Search code examples
deep-learningreinforcement-learningopenai-gym

gym.spaces.box Observation State Understanding


So i'm trying to perform some reinforcement learning in a custom environment using gym however I'm very confused as to how spaces.box works. What do each of the parameters mean? If I have a a game state that involves lots of information such as the hp of characters, their stats and abilities as an example, I'm not really sure something like this would be represented in Box as an observation state. Also in a game with a lot of abilities, would it be better to one-hot encode them or leave them as regular incremental Id's since i want to use a neural network to find expected Q values.


Solution

  • spaces.Box means that you are dealing with real-valued quantities.

    For example:

    action_space = spaces.Box(np.array([-1,0,1]), np.array([1,1,2]))
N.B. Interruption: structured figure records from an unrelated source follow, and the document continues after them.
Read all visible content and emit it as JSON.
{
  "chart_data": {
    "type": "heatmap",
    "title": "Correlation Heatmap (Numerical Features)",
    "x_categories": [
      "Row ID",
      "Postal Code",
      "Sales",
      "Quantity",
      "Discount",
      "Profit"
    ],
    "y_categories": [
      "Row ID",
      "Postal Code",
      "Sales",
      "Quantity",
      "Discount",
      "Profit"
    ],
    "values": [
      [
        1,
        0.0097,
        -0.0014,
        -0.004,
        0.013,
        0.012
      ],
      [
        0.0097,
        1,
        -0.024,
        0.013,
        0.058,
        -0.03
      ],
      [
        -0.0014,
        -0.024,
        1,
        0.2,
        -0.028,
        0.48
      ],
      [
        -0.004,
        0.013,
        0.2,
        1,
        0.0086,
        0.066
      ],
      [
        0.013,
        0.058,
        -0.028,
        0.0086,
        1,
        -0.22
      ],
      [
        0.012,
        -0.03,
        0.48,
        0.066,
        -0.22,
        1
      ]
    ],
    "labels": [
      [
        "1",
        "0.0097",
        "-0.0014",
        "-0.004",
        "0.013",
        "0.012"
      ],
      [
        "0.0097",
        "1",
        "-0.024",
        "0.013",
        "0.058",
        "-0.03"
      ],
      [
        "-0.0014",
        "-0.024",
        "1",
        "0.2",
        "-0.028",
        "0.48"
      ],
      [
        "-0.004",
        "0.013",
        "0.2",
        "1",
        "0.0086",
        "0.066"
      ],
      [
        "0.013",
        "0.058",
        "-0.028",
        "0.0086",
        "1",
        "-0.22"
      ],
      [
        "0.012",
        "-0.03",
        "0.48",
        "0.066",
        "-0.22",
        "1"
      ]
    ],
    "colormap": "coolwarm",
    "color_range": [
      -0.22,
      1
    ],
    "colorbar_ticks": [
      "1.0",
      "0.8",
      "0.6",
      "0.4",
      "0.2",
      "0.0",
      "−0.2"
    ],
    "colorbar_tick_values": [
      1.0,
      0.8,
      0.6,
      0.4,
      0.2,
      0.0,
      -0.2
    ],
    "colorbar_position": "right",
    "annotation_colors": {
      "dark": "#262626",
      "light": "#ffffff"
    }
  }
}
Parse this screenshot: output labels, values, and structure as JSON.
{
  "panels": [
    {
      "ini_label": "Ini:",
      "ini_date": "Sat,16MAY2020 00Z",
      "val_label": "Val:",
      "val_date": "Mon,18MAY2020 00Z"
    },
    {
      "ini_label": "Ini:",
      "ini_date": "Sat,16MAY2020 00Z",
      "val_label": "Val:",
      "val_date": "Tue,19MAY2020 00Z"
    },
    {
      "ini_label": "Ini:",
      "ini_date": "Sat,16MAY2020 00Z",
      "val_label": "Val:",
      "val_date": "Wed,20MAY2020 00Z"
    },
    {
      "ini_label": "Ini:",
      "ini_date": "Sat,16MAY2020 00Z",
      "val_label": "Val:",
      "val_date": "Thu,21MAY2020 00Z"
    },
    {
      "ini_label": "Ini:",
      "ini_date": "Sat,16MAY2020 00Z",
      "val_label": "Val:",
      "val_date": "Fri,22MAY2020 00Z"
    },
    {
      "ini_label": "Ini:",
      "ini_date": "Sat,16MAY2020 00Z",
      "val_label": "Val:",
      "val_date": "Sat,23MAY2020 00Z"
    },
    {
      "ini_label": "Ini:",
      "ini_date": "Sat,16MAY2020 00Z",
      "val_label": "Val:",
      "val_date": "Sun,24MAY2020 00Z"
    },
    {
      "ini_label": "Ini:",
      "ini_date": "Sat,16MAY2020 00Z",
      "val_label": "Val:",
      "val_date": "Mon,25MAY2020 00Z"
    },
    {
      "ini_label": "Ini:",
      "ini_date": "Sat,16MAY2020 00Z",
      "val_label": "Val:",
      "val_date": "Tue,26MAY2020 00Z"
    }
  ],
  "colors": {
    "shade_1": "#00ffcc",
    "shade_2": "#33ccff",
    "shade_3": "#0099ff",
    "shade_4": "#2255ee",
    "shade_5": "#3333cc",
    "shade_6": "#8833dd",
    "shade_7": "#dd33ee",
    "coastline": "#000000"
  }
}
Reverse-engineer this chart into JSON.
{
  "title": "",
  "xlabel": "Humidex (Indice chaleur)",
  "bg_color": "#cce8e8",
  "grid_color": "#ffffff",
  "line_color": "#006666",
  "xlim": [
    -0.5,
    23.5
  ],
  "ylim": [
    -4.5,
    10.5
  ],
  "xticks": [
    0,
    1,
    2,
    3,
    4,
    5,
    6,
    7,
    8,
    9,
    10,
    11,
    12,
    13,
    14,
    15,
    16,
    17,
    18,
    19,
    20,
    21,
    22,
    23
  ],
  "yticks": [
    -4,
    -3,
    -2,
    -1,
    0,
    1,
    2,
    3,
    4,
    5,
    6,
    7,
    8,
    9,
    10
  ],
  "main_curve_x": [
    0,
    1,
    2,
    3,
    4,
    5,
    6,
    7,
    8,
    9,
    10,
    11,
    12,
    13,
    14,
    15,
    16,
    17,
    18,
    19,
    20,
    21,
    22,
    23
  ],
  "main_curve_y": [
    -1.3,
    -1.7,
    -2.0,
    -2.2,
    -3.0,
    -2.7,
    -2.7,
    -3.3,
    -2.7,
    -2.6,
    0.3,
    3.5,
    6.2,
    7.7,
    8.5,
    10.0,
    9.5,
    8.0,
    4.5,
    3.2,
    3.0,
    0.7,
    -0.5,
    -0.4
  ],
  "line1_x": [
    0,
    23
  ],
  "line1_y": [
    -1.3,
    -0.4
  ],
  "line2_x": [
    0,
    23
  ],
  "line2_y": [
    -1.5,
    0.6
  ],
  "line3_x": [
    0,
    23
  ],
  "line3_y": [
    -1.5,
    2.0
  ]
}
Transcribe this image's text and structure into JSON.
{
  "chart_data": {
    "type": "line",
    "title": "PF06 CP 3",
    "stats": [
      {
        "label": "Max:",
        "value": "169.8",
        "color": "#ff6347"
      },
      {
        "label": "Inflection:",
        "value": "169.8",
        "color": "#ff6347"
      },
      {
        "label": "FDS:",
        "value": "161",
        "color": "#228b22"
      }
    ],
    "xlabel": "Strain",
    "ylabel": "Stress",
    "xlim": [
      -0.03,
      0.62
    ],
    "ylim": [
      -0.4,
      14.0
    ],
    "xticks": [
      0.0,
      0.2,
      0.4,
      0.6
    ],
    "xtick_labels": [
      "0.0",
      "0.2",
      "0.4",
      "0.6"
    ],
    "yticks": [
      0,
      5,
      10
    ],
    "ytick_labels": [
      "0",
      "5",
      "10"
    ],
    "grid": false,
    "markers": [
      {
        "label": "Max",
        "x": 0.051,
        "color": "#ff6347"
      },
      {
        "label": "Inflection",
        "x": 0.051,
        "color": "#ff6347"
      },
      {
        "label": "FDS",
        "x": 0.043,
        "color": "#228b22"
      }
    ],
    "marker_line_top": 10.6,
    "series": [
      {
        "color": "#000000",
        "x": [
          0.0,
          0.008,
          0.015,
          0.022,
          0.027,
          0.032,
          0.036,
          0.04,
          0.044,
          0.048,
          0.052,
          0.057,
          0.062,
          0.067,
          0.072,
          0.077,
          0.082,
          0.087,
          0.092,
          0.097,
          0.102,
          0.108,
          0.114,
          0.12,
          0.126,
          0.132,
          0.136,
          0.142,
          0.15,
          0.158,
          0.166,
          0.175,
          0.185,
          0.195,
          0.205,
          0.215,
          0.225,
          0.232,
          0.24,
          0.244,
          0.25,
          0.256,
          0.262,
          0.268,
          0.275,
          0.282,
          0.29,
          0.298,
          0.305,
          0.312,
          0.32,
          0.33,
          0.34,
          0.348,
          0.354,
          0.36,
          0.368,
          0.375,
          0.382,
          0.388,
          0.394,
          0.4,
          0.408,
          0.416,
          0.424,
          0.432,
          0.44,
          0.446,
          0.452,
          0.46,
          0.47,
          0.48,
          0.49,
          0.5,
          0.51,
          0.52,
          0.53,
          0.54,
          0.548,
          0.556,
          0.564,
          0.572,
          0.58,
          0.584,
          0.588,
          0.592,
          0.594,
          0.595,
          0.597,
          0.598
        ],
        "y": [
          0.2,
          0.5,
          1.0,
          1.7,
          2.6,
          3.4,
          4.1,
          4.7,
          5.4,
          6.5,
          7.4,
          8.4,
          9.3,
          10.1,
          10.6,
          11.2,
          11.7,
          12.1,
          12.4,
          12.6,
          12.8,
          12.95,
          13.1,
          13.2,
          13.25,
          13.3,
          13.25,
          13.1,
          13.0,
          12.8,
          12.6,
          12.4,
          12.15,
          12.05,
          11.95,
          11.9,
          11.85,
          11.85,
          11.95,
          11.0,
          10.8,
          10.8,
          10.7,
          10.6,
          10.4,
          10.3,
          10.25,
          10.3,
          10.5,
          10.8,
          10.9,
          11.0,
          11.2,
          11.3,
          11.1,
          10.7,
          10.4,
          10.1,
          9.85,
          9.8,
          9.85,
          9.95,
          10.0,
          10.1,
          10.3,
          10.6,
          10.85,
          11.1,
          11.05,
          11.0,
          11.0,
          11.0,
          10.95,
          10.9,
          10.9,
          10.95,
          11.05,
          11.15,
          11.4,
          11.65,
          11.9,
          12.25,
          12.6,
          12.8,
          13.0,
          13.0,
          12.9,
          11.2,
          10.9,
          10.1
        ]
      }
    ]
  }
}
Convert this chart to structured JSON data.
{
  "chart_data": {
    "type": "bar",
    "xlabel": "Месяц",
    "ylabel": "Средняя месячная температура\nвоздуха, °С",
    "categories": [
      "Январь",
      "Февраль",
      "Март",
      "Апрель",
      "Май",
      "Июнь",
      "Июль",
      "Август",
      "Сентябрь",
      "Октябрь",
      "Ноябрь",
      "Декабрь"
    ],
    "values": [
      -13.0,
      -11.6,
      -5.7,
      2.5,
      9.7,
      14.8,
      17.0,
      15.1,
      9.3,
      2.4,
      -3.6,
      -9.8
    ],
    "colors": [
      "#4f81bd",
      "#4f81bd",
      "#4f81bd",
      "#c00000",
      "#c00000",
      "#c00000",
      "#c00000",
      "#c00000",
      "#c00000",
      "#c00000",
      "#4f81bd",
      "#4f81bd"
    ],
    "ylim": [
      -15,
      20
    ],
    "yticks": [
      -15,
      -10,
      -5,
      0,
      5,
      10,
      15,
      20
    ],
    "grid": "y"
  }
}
    Here the actions are 3-dimensional. Also, [-1,0,1] is the lowest accepted value and [1,1,2] is the highest accepted value.

    In essence, a=[a1,a2,a3],

    a1 is in the range [-1,1], a2 is in the range [0,1], a3 is in the range [1,2].

    If there are a lot of "abilities" with a huge variety then the state vector might become quite huge if one uses one-hot encoding. Hence it would be advisable to use regular incremental IDs. But normalise them to the range [0,1] so that the neural network activations don't saturate.